ChoicePoint Inc. will pay $15 million to settle Federal Trade Commission (FTC) charges over the data compromise that put it in the center of a media firestorm and pushed data protection to the top of the infosecurity community's priority list last year.
The FTC said in a statement Thursday that ChoicePoint has agreed to pay $10 million in civil penalties and $5 million in consumer redress to settle charges that its security and record-handling procedures violated consumers' privacy rights and federal laws. The settlement requires that ChoicePoint implement new procedures to ensure it provides consumer reports only to legitimate businesses for lawful purposes, to establish and maintain a comprehensive information security program; and to obtain audits by an independent third-party security professional every other year until 2026, the FTC said.
"The message to ChoicePoint and others should be clear: Consumers' private data must be protected from thieves," FTC Chairman Deborah Platt Majoras said in a statement. "Data security is critical to consumers, and protecting it is a priority for the FTC, as it should be to every business in America."
The Alpharetta, Ga.-based company, which specializes in providing personal records to insurance and credit companies, found itself at the heart of a media firestorm last February after disclosing that thieves stole personal financial records of more than 163,000 consumers by setting up fake business requests. The issue of data protection stayed on the media's front burner through 2005, as scores of other organizations were forced to disclose that their networks had been breached and that their customers' personal data had been compromised.
The data thefts motivated many states to pass laws similar to California's Security Breach Information Act (SB-1386), which required ChoicePoint to notify those Californians whose information was compromised. The company eventually informed everyone impacted by the breach. Steve Bell, a partner in the telecom group at New York-based law firm Willkie Farr & Gallagher LLP, said as of late November, 21 states had enacted laws mirroring SB-1386. Thirty-nine other states had either drafted or considered similar legislation at that point, he said at the time.
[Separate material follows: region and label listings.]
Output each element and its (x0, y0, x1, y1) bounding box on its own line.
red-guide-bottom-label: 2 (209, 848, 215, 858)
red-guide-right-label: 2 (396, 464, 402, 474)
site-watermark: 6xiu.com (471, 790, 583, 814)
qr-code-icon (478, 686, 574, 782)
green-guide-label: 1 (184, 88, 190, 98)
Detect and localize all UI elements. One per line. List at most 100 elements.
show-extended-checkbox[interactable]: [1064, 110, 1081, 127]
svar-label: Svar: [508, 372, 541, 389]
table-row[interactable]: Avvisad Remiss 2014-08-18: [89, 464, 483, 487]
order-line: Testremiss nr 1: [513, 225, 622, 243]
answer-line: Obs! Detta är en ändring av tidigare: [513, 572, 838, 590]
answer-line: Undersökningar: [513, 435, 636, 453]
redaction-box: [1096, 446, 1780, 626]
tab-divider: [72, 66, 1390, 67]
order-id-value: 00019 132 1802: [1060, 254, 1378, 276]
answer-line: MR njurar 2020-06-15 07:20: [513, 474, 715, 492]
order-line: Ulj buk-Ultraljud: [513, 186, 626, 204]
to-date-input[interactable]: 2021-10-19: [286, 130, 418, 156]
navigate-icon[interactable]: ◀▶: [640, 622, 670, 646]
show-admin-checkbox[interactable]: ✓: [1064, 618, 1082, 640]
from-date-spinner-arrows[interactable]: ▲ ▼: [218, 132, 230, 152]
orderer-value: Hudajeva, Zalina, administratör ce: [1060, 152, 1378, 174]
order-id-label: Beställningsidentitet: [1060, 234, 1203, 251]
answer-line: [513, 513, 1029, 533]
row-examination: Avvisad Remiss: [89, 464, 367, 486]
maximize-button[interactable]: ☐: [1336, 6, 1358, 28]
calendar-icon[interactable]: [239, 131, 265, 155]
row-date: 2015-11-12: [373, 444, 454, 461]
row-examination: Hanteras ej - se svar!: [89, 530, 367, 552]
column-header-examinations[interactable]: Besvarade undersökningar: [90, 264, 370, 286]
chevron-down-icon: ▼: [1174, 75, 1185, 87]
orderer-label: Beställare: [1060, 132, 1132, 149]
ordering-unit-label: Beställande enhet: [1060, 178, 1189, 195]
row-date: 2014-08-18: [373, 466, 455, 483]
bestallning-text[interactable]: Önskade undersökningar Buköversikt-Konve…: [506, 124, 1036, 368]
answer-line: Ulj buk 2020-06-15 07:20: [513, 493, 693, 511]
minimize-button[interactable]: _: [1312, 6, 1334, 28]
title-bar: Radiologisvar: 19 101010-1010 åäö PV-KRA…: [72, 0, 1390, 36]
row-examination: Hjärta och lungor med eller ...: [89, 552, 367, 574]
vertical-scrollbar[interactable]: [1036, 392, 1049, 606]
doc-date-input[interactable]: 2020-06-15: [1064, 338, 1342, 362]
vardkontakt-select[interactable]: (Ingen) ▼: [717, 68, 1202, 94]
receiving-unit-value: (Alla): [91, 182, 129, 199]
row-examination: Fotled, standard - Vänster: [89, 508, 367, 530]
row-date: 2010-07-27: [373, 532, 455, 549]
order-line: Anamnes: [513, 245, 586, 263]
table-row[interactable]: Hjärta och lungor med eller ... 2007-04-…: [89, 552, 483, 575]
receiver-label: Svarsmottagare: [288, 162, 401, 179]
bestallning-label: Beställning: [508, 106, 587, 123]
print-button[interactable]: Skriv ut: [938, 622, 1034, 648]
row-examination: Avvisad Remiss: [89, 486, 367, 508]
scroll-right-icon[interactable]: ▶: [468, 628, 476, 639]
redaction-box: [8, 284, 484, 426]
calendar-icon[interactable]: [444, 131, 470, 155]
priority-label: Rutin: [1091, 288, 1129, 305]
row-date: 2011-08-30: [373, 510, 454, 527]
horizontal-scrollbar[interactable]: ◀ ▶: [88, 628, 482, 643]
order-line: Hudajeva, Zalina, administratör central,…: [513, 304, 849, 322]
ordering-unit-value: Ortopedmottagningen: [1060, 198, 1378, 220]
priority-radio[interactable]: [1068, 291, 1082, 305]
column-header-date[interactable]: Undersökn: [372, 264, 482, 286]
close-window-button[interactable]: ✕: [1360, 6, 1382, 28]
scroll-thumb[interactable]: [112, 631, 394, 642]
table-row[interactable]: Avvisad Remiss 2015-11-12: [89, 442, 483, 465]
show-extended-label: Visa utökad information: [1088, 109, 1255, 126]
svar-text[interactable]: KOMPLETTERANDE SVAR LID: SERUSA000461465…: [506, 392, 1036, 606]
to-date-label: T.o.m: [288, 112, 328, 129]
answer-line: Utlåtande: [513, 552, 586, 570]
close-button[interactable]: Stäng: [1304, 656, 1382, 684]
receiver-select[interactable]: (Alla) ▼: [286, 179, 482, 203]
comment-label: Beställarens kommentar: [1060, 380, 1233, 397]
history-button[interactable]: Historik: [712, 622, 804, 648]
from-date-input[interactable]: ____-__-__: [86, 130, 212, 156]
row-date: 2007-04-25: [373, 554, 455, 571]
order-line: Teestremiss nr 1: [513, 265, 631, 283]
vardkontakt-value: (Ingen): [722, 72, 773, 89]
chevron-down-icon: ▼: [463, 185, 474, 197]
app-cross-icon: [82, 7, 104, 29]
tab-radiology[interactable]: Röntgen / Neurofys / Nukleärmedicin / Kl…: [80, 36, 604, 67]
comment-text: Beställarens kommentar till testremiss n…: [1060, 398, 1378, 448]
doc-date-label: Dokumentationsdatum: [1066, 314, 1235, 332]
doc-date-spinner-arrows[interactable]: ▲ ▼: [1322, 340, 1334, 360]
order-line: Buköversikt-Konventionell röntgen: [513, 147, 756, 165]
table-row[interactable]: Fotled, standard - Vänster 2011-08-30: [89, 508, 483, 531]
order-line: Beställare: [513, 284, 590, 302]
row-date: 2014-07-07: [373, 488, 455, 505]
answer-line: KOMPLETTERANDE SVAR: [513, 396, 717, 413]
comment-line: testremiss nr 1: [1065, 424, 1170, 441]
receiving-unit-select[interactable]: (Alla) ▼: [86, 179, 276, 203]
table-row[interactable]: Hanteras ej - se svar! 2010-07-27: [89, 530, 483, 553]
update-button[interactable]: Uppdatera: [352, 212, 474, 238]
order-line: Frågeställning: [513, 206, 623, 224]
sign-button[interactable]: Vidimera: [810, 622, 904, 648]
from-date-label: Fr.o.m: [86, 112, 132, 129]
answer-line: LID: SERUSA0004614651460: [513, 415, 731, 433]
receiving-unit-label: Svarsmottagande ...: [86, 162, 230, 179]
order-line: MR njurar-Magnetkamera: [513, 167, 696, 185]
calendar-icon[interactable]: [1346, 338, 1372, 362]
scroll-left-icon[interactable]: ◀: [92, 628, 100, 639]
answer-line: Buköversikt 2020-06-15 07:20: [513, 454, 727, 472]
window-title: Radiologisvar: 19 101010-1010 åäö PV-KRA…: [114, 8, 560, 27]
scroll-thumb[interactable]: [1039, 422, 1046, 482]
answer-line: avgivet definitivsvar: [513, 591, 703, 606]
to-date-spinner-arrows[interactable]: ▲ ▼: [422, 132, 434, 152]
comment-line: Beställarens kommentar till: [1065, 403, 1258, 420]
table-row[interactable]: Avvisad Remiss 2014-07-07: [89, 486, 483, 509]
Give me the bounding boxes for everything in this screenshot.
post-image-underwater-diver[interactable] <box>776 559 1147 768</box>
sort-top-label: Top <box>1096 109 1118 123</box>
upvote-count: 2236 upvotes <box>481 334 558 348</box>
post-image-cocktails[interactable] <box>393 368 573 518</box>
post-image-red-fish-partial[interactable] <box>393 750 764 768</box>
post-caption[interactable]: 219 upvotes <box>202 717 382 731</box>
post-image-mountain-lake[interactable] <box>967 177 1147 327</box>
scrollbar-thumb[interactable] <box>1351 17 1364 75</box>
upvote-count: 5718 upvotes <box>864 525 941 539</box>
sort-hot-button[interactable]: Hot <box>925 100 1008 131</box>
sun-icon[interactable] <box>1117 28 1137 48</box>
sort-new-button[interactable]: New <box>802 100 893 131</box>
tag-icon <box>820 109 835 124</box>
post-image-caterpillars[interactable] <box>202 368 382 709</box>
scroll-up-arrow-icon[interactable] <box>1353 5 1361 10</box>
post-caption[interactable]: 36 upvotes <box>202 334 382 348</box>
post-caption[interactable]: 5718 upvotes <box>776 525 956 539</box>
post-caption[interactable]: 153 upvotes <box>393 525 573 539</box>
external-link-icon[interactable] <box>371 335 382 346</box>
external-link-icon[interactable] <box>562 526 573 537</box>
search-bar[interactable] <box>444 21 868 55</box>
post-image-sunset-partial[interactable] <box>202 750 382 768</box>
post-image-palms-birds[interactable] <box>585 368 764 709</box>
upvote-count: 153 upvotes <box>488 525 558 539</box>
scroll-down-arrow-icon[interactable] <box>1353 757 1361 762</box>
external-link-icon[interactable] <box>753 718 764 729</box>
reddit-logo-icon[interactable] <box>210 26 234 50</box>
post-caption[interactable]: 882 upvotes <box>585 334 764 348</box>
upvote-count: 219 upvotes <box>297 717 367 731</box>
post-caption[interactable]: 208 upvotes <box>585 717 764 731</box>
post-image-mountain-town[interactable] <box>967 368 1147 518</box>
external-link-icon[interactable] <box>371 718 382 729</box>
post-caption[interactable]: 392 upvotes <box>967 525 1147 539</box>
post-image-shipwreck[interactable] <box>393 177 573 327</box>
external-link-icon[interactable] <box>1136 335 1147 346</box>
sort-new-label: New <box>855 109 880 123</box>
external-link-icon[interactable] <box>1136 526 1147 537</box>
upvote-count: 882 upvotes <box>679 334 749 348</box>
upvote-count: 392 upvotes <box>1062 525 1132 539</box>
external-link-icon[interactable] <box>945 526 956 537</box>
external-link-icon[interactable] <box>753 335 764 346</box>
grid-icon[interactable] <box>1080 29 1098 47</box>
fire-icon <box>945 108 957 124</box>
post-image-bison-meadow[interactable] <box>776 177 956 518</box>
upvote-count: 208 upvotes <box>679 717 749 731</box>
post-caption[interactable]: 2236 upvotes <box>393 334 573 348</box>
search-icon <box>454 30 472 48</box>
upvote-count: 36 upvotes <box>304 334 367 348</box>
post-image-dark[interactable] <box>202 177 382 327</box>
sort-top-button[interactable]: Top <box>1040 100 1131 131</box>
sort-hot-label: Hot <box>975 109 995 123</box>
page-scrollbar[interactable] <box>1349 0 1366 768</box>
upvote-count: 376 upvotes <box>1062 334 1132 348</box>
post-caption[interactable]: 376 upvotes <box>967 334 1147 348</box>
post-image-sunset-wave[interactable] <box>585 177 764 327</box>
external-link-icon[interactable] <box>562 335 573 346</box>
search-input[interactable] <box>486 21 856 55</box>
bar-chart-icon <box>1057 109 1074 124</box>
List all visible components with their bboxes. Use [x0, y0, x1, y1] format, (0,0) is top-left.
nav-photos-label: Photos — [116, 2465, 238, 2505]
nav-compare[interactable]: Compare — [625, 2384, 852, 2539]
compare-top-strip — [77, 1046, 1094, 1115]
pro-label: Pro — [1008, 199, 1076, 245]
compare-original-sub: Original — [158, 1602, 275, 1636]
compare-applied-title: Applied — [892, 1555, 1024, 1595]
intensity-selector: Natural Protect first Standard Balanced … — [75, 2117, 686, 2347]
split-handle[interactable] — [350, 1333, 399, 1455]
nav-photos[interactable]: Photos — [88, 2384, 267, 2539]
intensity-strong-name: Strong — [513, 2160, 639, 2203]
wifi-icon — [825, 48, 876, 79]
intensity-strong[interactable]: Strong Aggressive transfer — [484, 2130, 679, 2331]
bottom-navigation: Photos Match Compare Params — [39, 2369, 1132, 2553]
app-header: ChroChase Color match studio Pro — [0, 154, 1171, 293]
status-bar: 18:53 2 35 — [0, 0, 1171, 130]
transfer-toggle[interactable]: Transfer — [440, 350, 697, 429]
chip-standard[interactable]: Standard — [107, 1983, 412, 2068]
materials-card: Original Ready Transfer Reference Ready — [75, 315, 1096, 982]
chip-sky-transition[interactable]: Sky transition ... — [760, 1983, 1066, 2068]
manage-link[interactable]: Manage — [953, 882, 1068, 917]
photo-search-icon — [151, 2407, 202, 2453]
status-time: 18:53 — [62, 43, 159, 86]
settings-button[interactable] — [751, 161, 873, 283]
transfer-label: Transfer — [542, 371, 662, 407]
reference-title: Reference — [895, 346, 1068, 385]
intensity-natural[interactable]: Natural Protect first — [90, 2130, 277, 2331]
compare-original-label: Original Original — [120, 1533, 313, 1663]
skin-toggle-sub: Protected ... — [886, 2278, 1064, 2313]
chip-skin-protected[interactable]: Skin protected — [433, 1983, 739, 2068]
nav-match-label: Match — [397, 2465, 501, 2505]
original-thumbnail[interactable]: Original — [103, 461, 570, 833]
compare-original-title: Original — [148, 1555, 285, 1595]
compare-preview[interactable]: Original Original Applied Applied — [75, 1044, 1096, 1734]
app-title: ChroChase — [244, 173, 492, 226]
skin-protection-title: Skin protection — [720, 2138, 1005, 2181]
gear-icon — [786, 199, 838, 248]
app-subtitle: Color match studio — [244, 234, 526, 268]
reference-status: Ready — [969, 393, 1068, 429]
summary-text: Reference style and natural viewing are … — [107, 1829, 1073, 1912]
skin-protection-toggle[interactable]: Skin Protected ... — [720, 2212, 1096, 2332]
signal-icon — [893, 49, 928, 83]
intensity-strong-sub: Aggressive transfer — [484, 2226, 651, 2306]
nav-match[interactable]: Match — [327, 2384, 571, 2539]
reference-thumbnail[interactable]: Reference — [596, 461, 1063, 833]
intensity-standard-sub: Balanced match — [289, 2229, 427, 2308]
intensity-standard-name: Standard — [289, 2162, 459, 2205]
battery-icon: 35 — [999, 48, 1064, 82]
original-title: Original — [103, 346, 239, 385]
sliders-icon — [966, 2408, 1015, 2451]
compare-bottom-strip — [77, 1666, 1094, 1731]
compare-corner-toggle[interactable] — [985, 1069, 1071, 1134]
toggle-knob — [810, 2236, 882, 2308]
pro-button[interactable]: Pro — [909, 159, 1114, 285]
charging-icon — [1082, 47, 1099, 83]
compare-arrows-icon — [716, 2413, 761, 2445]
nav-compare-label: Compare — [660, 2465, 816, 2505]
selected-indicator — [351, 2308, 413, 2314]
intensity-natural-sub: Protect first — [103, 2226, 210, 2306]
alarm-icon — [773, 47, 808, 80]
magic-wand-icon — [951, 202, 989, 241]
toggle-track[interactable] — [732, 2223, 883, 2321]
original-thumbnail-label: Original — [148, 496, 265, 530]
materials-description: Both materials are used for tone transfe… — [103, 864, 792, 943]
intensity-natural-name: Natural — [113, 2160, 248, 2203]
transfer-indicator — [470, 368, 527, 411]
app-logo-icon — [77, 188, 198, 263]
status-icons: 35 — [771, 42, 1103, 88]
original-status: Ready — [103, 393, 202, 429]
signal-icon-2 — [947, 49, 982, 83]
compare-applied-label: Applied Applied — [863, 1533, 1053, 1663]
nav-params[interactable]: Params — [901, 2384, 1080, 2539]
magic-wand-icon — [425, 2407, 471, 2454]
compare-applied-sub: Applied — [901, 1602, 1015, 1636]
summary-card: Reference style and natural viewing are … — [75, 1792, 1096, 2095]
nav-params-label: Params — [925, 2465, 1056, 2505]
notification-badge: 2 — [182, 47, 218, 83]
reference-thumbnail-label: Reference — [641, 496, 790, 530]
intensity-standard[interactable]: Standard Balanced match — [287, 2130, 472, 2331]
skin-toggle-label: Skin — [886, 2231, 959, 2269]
In today's announcement, the FTC said ChoicePoint lacked reasonable procedures to screen prospective subscribers and turned over consumers' sensitive personal information to subscribers whose applications raised obvious "red flags." The FTC added that ChoicePoint approved as customers people who lied about their credentials and used commercial mail drops as business addresses. In addition, ChoicePoint applicants reportedly used fax machines at public commercial locations to send multiple applications for purportedly separate companies, the commission said.
The FTC charged that ChoicePoint violated the Fair Credit Reporting Act (FCRA) by making credit histories available to subscribers who did not have a permissible purpose to obtain them, and by failing to maintain reasonable procedures to verify both their identities and how they intended to use the information.
The commission also charged that ChoicePoint violated the FTC Act by making false and misleading statements about its privacy policies. "Choicepoint had publicized privacy principles that address the confidentiality and security of personal information it collects and maintains with statements such as, 'ChoicePoint allows access to your consumer reports only by those authorized under the FCRA …' and 'Every ChoicePoint customer must successfully complete a rigorous credentialing process. ChoicePoint does not distribute information to the general public and monitors the use of its public record information to ensure appropriate use,'" the FTC said.